Project

General

Profile

Actions

action #98832

open

[qac][container][powerVM] rebootmgr fails in PowerVM reconnecting after reboot

Added by JERiveraMoya over 2 years ago. Updated 2 months ago.

Status:
New
Priority:
Normal
Assignee:
-
Category:
Bugs in existing tests
Target version:
-
Start date:
2021-09-17
Due date:
% Done:

0%

Estimated time:
Difficulty:

Description

This scenarios fails since 4 months ago https://openqa.suse.de/tests/7125192#step/rebootmgr/14
I tried to increase the timeout for the selection of the ssh console to 60 with no success.
Stopping the SUT just after reboot and checking state, there is not ping and nmap does not report any machine active there.
I was able to disconnect the console session from openQA and open it in my terminal, and then force a reboot of this special partition. Everything looks aparently ok after the forced reboot. Then I retrieved attached logs (yast logs and full journal).


Files

full_journal.log (78.4 KB) full_journal.log JERiveraMoya, 2021-09-17 12:29
y2logs_reconnecting.tar.bz2 (8.5 MB) y2logs_reconnecting.tar.bz2 JERiveraMoya, 2021-09-17 12:29

Related issues 2 (1 open1 closed)

Related to qe-yam - action #97331: [timebox: 24h] Investigate failure in rebootmgrClosedJERiveraMoya2021-08-22

Actions
Related to openQA Infrastructure - action #109112: Improve os-autoinst sshXtermVt.pm connection error handling (was: "Test died: Error connecting to <root@redcurrant-4.qa.suse.de>: No route to host") size:MWorkable2022-03-28

Actions
Actions #1

Updated by okurz over 2 years ago

  • Project changed from openQA Infrastructure to openQA Tests
  • Subject changed from rebootmgr fails in PowerVM reconnecting after reboot to [y][yast][qac][container][powerVM] rebootmgr fails in PowerVM reconnecting after reboot
  • Category set to Bugs in existing tests

hi, I suggest you extend the ticket according to https://progress.opensuse.org/projects/openqav3/wiki#Defects to give others a better chance to understand the context and reproducibility.

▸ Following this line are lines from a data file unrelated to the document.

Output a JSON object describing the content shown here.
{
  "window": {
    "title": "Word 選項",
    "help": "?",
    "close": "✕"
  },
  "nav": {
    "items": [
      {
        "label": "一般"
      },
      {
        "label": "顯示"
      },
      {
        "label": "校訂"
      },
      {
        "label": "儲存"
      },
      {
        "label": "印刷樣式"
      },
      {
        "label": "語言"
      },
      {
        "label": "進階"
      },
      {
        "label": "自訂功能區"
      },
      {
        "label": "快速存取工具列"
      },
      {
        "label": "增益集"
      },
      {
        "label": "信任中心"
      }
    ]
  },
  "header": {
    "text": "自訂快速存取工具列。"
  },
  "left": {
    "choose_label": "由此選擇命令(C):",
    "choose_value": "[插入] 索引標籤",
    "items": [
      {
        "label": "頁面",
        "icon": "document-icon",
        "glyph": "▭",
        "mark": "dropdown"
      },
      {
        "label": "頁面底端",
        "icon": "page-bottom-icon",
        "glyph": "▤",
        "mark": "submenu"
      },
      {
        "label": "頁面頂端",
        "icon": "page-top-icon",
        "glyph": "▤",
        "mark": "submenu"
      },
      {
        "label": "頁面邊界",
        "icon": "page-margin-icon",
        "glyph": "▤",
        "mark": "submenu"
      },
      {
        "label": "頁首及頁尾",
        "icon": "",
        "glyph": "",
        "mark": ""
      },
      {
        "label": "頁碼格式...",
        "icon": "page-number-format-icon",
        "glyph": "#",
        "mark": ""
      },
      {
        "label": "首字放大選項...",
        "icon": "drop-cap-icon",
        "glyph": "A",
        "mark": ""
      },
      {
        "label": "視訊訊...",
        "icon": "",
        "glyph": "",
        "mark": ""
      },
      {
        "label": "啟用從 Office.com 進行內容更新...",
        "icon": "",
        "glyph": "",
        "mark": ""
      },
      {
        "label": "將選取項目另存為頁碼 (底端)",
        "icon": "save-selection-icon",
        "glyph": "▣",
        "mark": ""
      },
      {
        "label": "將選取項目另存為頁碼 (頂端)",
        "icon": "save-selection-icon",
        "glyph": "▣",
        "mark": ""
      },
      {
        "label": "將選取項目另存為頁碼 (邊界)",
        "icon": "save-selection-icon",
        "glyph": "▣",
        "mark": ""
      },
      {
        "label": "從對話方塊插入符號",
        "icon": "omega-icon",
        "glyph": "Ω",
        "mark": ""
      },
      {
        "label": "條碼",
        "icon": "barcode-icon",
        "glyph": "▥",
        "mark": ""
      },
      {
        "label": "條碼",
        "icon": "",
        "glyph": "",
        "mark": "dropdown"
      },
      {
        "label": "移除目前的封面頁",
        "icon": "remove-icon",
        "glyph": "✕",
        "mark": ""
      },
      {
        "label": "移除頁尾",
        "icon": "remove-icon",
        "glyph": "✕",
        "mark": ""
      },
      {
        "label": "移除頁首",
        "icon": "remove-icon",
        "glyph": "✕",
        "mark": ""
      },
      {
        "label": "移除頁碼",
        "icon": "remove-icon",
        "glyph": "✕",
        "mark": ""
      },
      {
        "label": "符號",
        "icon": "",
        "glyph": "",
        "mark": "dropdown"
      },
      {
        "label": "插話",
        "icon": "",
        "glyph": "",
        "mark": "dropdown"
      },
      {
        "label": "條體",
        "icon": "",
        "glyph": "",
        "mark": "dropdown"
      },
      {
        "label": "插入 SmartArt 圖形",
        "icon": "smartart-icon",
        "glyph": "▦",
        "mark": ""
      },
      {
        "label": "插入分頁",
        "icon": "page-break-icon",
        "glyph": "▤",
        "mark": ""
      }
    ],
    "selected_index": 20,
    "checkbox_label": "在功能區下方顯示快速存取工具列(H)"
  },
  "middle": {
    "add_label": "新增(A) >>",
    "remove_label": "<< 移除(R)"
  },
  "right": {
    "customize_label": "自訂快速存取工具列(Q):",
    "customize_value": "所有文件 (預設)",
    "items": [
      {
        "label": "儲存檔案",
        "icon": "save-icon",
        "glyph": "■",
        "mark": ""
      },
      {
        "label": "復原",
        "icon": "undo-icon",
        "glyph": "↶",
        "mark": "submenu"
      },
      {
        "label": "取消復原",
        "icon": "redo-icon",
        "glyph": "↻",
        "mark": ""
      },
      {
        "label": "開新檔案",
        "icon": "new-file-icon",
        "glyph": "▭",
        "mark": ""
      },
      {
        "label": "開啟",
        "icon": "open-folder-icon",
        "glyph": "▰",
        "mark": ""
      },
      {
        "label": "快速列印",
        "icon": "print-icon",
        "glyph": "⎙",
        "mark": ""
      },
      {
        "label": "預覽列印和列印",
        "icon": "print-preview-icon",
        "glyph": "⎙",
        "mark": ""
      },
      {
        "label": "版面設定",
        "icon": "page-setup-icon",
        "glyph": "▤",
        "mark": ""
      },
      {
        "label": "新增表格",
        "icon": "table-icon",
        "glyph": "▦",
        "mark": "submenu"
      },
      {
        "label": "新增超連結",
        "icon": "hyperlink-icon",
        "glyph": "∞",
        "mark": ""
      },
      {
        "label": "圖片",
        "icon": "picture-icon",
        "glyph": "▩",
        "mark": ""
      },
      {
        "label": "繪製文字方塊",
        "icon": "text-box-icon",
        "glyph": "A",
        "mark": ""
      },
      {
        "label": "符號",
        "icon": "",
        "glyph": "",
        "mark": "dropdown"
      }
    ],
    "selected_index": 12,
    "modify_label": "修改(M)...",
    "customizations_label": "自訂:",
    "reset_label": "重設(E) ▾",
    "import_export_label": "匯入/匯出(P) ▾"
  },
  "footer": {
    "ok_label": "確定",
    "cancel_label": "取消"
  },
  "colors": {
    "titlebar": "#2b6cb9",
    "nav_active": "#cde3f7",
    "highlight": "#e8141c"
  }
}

I don't see anything obvious. I suggest you use https://github.com/os-autoinst/scripts/blob/master/README.md#auto-review---automatically-detect-known-issues-in-openqa-jobs-label-openqa-jobs-with-ticket-references-and-optionally-retrigger as an early mitigation.

As there are so many other powerVM tests that manage to reboot, e.g. compare to a default test like textmode+role_textmode I am certain it's something specific to the test flow so not for "infrastructure" per se.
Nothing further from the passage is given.